2949. Le dispositif, qui n’est que 1a déduction des motifs qui le précédent, constitue le jugement tout entier: c’est la décision du juge sur les points qu’il doit résoudre, sur les faits qu’il doit  apprécier. Il suit de là, d’abord, que le dispositif doit porter sur tous les chefs de la prévention et des conclusions : toute omission à cet égard constituerait une omission de statuer et entraînerait aux termes des articles 408 et 413 du Code d’instruction criminelle, l’annulation du jugement. Néanmoins, il faut que le tribunal ait été mis régulièrement en demeure de statuer : s’il n’est pas justifié que des conclusions aient été prises, le jugement qui n’a pas prononcé à cet égard ne pourrait être annulé.

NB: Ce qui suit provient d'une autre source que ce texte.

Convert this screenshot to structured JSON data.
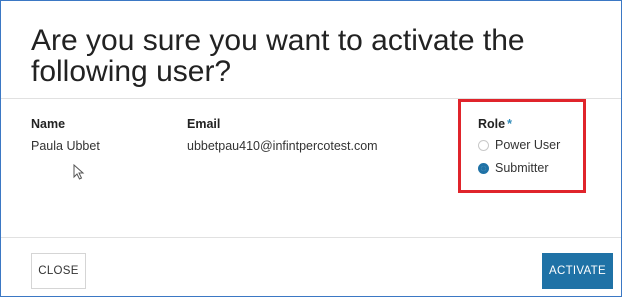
{
  "dialog": {
    "title": "Are you sure you want to activate the following user?"
  },
  "user": {
    "name_label": "Name",
    "name_value": "Paula Ubbet",
    "email_label": "Email",
    "email_value": "ubbetpau410@infintpercotest.com"
  },
  "role": {
    "label": "Role",
    "required_marker": "*",
    "options": [
      {
        "label": "Power User",
        "selected": false
      },
      {
        "label": "Submitter",
        "selected": true
      }
    ]
  },
  "footer": {
    "close_label": "CLOSE",
    "activate_label": "ACTIVATE"
  },
  "colors": {
    "accent": "#1f72a6",
    "highlight_border": "#e0242b",
    "frame_border": "#3b78c4",
    "required_marker": "#2f8ab8"
  },
  "icons": {
    "cursor": "mouse-cursor-icon"
  }
}
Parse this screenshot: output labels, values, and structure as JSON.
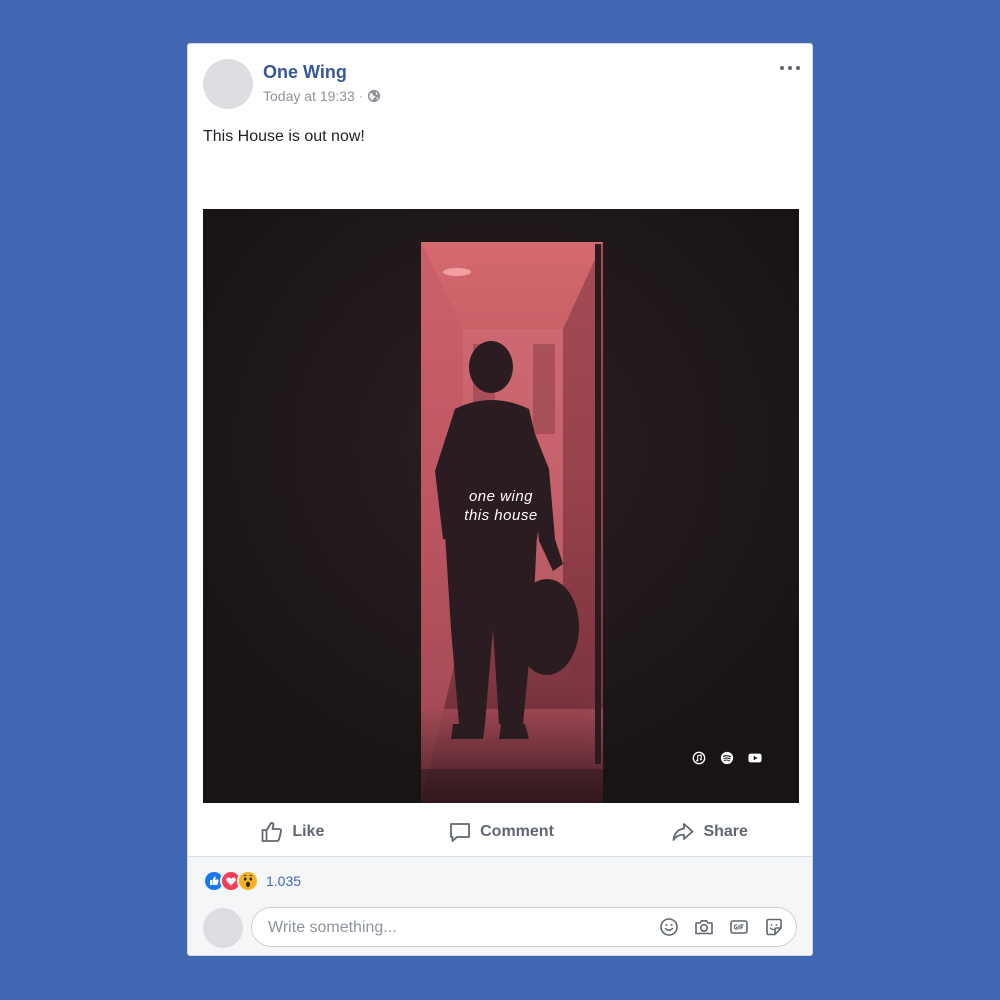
{
  "post": {
    "author": "One Wing",
    "timestamp": "Today at 19:33",
    "separator": "·",
    "privacy_icon": "globe-icon",
    "text": "This House is out now!"
  },
  "image": {
    "overlay_line1": "one wing",
    "overlay_line2": "this house",
    "platform_icons": [
      "itunes-icon",
      "spotify-icon",
      "youtube-icon"
    ]
  },
  "actions": {
    "like_label": "Like",
    "comment_label": "Comment",
    "share_label": "Share"
  },
  "reactions": {
    "types": [
      "like",
      "love",
      "wow"
    ],
    "count": "1.035"
  },
  "comment": {
    "placeholder": "Write something...",
    "tools": [
      "emoji-icon",
      "camera-icon",
      "gif-icon",
      "sticker-icon"
    ]
  },
  "colors": {
    "background": "#4267b2",
    "author_link": "#365899",
    "like_blue": "#1877f2",
    "love_red": "#f33e58",
    "wow_yellow": "#f7b125"
  }
}
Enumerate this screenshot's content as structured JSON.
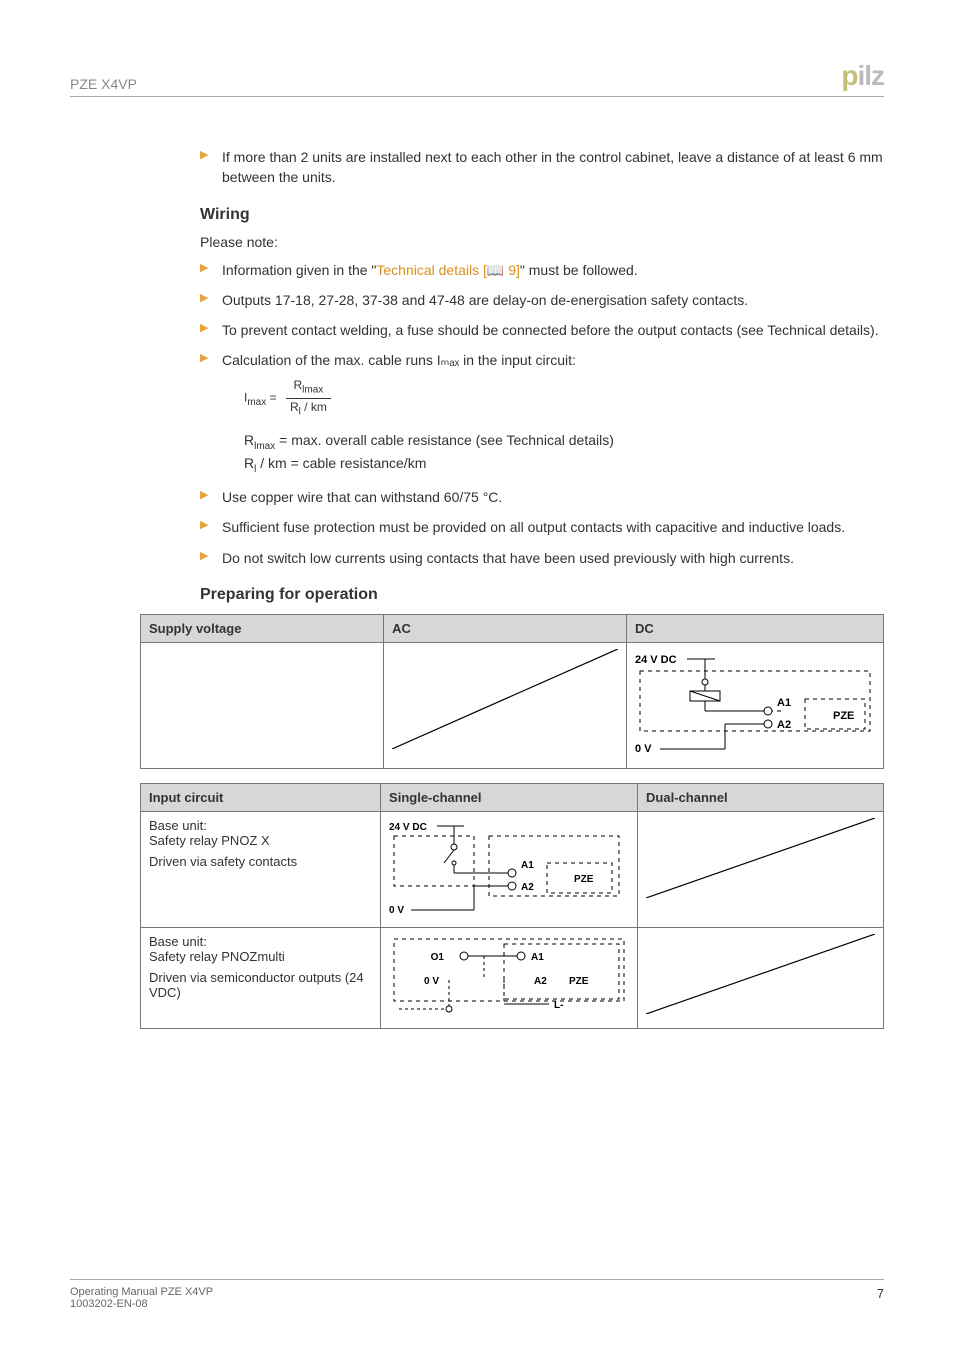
{
  "header": {
    "title": "PZE X4VP",
    "logo_letters": {
      "p": "p",
      "i": "i",
      "l": "l",
      "z": "z"
    }
  },
  "intro_bullet": "If more than 2 units are installed next to each other in the control cabinet, leave a distance of at least 6 mm between the units.",
  "wiring": {
    "heading": "Wiring",
    "lead": "Please note:",
    "b1_pre": "Information given in the \"",
    "b1_link": "Technical details [📖 9]",
    "b1_post": "\" must be followed.",
    "b2": "Outputs 17-18, 27-28, 37-38 and 47-48 are delay-on de-energisation safety contacts.",
    "b3": "To prevent contact welding, a fuse should be connected before the output contacts (see Technical details).",
    "b4": "Calculation of the max. cable runs Iₘₐₓ in the input circuit:",
    "formula_lhs": "I",
    "formula_lhs_sub": "max",
    "formula_eq": " = ",
    "formula_num": "R",
    "formula_num_sub": "lmax",
    "formula_den": "R",
    "formula_den_sub": "l",
    "formula_den_tail": " / km",
    "after1": "R",
    "after1_sub": "lmax",
    "after1_tail": " = max. overall cable resistance (see Technical details)",
    "after2": "R",
    "after2_sub": "l",
    "after2_tail": " / km = cable resistance/km",
    "b5": "Use copper wire that can withstand 60/75 °C.",
    "b6": "Sufficient fuse protection must be provided on all output contacts with capacitive and inductive loads.",
    "b7": "Do not switch low currents using contacts that have been used previously with high currents."
  },
  "prep": {
    "heading": "Preparing for operation",
    "t1": {
      "h1": "Supply voltage",
      "h2": "AC",
      "h3": "DC",
      "dc_top": "24 V DC",
      "dc_a1": "A1",
      "dc_a2": "A2",
      "dc_pze": "PZE",
      "dc_bot": "0 V"
    },
    "t2": {
      "h1": "Input circuit",
      "h2": "Single-channel",
      "h3": "Dual-channel",
      "r1c1a": "Base unit:",
      "r1c1b": "Safety relay PNOZ X",
      "r1c1c": "Driven via safety contacts",
      "r1_top": "24 V DC",
      "r1_a1": "A1",
      "r1_a2": "A2",
      "r1_pze": "PZE",
      "r1_bot": "0 V",
      "r2c1a": "Base unit:",
      "r2c1b": "Safety relay PNOZmulti",
      "r2c1c": "Driven via semiconductor outputs (24 VDC)",
      "r2_o1": "O1",
      "r2_a1": "A1",
      "r2_0v": "0 V",
      "r2_a2": "A2",
      "r2_pze": "PZE",
      "r2_l": "L-"
    }
  },
  "footer": {
    "l1": "Operating Manual PZE X4VP",
    "l2": "1003202-EN-08",
    "page": "7"
  }
}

L’existence des conclusions est prouvée, soit par la mention qu’en doit faire le jugement, soit par leur jonction au dossier de la procédure quand leur cote à l’inventaire des pièces ne permet pas de supposer qu’elles ont été produites après coup. Il en est encore ainsi des conclusions qui ne seraient pas suffisamment explicites : c’est ainsi qu’il a été jugé «qu’on ne saurait considérer comme un des éléments juridiques de la procédure les notes ou mémoires dans lesquels, en dehors des conclusions mêmes, le moyen avait été indiqué; qu’une telle indication en fait ne pouvait avoir en droit pour conséquence d’obliger la cour de s’expliquer sur un chef de prévention dont elle n’avait pas été légalement saisie ».

Il suit encore de la même règle que le dispositif n’est nullement entaché de nullité à raison des erreurs doctrinales qui se trou vent dans les motifs Nous avons précédemment établi ce point (n°2705).